42 of 43 people found the following review helpful
5.0 out of 5 stars A book to devour, 28 Aug. 2013
This review is from: The House We Grew Up In (Paperback)
From the outside, the Bird family looked like they had it all. Happy mum, happy dad and four children living a perfect childhood altogether in their family home with its rambling gardens. Lorelei has always loved Easter in particular, and everything that comes with it, but one year, that idyllic reality is cruelly shattered forever when a tragedy befalls the Bird family. It breaks up their family piece by piece, and soon most of the Bird family live away from each other, without contact and that's how they like it. Only Lorelei remains in the Bird home, but soon all the Bird children are to return home, but it's not quite the home they left behind all those years ago...

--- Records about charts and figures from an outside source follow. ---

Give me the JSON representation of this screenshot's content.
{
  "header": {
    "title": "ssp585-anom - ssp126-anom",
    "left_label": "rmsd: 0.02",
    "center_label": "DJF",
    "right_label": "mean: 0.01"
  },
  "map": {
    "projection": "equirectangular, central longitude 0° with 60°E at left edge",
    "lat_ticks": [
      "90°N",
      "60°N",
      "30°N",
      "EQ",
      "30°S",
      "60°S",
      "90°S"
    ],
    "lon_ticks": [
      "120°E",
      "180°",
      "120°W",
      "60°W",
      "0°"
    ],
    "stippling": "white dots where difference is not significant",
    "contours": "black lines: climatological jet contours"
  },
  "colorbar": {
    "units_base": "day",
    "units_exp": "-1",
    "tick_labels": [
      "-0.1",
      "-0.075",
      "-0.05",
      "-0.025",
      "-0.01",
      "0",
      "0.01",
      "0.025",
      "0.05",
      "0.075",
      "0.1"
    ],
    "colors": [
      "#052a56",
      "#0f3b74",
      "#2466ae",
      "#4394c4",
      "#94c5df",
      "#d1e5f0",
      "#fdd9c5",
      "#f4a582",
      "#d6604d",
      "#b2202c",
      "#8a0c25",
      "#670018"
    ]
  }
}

The blurb of this book really doesn't give away a lot about the story or the characters, and I think that is part of the charm when you're reading - you really don't know what is going to happen and why it's happening so I'm going to continue that air of mystery in my review. The Bird family are all interesting people, and you can see why their childhood shapes them to be the adults that they turn out to be, especially the eldest daughter Meg who seems most affected by what her mother does. Lorelei is someone I did struggle to warm to, she seems quite an eccentric person and as things about her are revealed, I was less and less sure about her, and how she could rationalise to herself what she was doing, not only to herself but her family as well. Her relationships with everyone are affected by what she does, although of course it isn't her fault, but it is sad to see a family fall apart over such things.

The book takes place of a time period of around 30 years, flicking between the present day and what the Bird children are currently up to, and this is interspersed with visits to their past, to their childhood and the tragic event that took place one Easter. This event is quite shocking, but Jewell deals with it in such a raw and realistic way, you almost feel the grief along with these characters. It is Lorelei's reaction that sets her apart from the rest, and really sets the tone for the rest of the novel where she is concerned. I did cringe slightly as I read the scenes in the past, where Lorelei was perhaps embarrassing as a mother, and you can understand why her children found it difficult to want to be with her, I really found myself sympathising with Meg who hasn't had an easy life, yet I found Beth and Rory to be less sympathetic, and I really wanted to give them a good talking to!

The vivid descriptions of the Bird house, both in the present day and the past, are fantastically written by Jewell, and you can very easily view it in your minds as the children play in the garden, Lorelei cooks Easter dinner for them or in the later days when Meg returns to her home. It's sad to think what happened to the home, but Jewell writes its decay so well, you feel sad when you read about the state it has gotten into. Jewell covers a very real and serious issue within this book, and it certainly isn't a happy go lucky read. However, it is an emotional read that is very realistic in its portrayal of a family falling apart, and Lorelei's condition as well, and while at times I found it to be quite hard to read, I was utterly glued to it and couldn't stop reading, it was riveting. Jewell has written a superb book here that I heartily recommend, I loved it, and I think it's one of those books that will stay with you long after turning the final page. Brilliant.